The reason why memory usage is so high is that the lists can't store int objects directly. They store a 4 byte reference to a Python Object, which in this case is a 28 byte sized int. In order to reduce memory, we'll need to pick a more suitable data structure.
Using numpy arrays allows us to pack fixed-size data extremely tightly and efficiently.
>>> sys.getsizeof(np.zeros([44100, 1], dtype=np.int32))
176528 # 176,528 bytes -> 176 kilobytes
The memory used is much more reasonable. By using numpy arrays, we see a 10x improvement in memory.
However, even with numpy arrays, working with large audio files can still consume a lot of memory. For example, a 6-hour stereo audio file can take up around 2GB of memory. Since auto-editor reads and writes big audio files. It's important that auto-editor doesn't have these big files in memory at the same time, but at one point, that was exactly what was happening.

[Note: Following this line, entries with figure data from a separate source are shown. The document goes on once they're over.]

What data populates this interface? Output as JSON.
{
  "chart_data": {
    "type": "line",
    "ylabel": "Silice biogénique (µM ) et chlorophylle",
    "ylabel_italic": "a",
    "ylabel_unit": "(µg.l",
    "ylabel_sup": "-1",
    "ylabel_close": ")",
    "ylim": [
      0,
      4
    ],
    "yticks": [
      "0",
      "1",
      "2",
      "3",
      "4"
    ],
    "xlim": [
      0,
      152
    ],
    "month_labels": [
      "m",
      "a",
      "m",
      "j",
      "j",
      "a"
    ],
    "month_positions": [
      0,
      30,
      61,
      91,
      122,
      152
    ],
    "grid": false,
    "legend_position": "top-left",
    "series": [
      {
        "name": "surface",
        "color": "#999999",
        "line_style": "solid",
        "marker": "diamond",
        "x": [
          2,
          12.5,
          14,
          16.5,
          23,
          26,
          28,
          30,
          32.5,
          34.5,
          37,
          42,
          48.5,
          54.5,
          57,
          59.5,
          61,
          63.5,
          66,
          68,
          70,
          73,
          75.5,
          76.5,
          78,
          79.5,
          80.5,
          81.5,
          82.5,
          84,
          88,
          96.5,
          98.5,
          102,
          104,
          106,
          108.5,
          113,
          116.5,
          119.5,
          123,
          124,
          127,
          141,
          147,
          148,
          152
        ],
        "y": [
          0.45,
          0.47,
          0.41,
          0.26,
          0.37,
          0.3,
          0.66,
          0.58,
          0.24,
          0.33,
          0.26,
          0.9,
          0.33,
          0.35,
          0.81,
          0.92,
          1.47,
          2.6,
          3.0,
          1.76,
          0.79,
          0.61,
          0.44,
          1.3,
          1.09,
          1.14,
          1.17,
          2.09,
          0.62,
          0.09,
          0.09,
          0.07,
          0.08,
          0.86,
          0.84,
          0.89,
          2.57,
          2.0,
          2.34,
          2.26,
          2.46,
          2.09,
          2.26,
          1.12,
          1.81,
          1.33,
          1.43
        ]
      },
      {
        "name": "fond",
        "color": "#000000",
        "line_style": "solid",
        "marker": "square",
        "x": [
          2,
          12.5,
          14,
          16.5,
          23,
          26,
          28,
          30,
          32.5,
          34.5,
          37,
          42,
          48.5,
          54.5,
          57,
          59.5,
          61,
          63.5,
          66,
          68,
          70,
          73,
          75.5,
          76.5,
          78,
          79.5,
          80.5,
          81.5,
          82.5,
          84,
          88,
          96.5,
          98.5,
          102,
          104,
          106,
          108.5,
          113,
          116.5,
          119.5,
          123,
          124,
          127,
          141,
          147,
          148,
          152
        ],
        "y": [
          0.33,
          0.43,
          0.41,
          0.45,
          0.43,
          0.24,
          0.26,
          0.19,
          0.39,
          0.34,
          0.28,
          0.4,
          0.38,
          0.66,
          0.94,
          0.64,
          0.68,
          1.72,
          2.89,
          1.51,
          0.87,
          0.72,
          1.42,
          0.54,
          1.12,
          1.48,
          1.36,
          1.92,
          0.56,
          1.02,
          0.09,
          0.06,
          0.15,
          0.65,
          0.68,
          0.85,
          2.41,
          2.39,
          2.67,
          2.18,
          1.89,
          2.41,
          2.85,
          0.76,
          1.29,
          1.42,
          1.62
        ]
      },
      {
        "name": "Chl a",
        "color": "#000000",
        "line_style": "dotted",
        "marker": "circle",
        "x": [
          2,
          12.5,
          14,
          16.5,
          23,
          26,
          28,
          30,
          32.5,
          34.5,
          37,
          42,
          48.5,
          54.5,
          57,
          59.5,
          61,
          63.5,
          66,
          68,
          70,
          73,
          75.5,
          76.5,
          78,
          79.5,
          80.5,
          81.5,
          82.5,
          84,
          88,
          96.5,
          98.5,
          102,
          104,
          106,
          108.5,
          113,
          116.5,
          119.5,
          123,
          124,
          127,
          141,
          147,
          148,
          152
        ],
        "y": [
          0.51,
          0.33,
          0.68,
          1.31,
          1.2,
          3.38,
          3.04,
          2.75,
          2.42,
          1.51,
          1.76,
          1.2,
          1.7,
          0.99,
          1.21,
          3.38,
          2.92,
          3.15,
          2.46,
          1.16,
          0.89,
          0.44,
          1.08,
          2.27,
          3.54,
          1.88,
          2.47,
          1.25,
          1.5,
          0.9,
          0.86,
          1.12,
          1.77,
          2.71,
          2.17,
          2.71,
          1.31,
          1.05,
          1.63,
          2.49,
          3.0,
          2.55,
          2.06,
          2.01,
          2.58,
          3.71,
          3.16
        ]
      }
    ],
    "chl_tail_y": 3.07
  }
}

In commit 9657cfa, I had to give a hint to Python's Garbage Collector using the del
keyword because the input audio samples weren't being cleaned up soon enough. This reduced peak memory consumption by half, but I actually figured out a substantial optimization that made this patch irrelevant.
I knew before writing even a single piece of audio rendering code that lists were unsuitable to the task, but I what didn't know that applying this optimization would save so much memory, and would make my fix obsolete in the process.
The optimization was swapping numpy.array
to numpy.memmap
when reading and writing audio WAV files. memory-maps are a way of reading and writing files as if it were in memory, but can be lazy-loaded from storage. Otherwise, numpy.memmap
has basically the same interface as numpy.array
.
Memory-maps really shine in our use-case because since we've already paid for the storage cost by storing audio data in the WAV format, we've reduced the memory used in this operation to almost zero!
Thinking about your data structures is essential if you care about performance. Sometimes researching more than what is typically used/well known. The best way to catch these issues is to test your program with very large input and profile the memory, storage, and time used.
Creating fast, efficient programs is everyone's responsibly.
Python has a built-in alternative to numpy arrays, which is the array.array datatype. However, there are many problems. One is that you don't have nice guaranteed, only platform-dependent int
long
and long long
values. Another is that numpy has speed optimizations like SIMD and array.array
doesn't. array.array
is really only a thin layer other a fixed size C array, but C Compilers don't include these arithmetic optimizations like numpy does.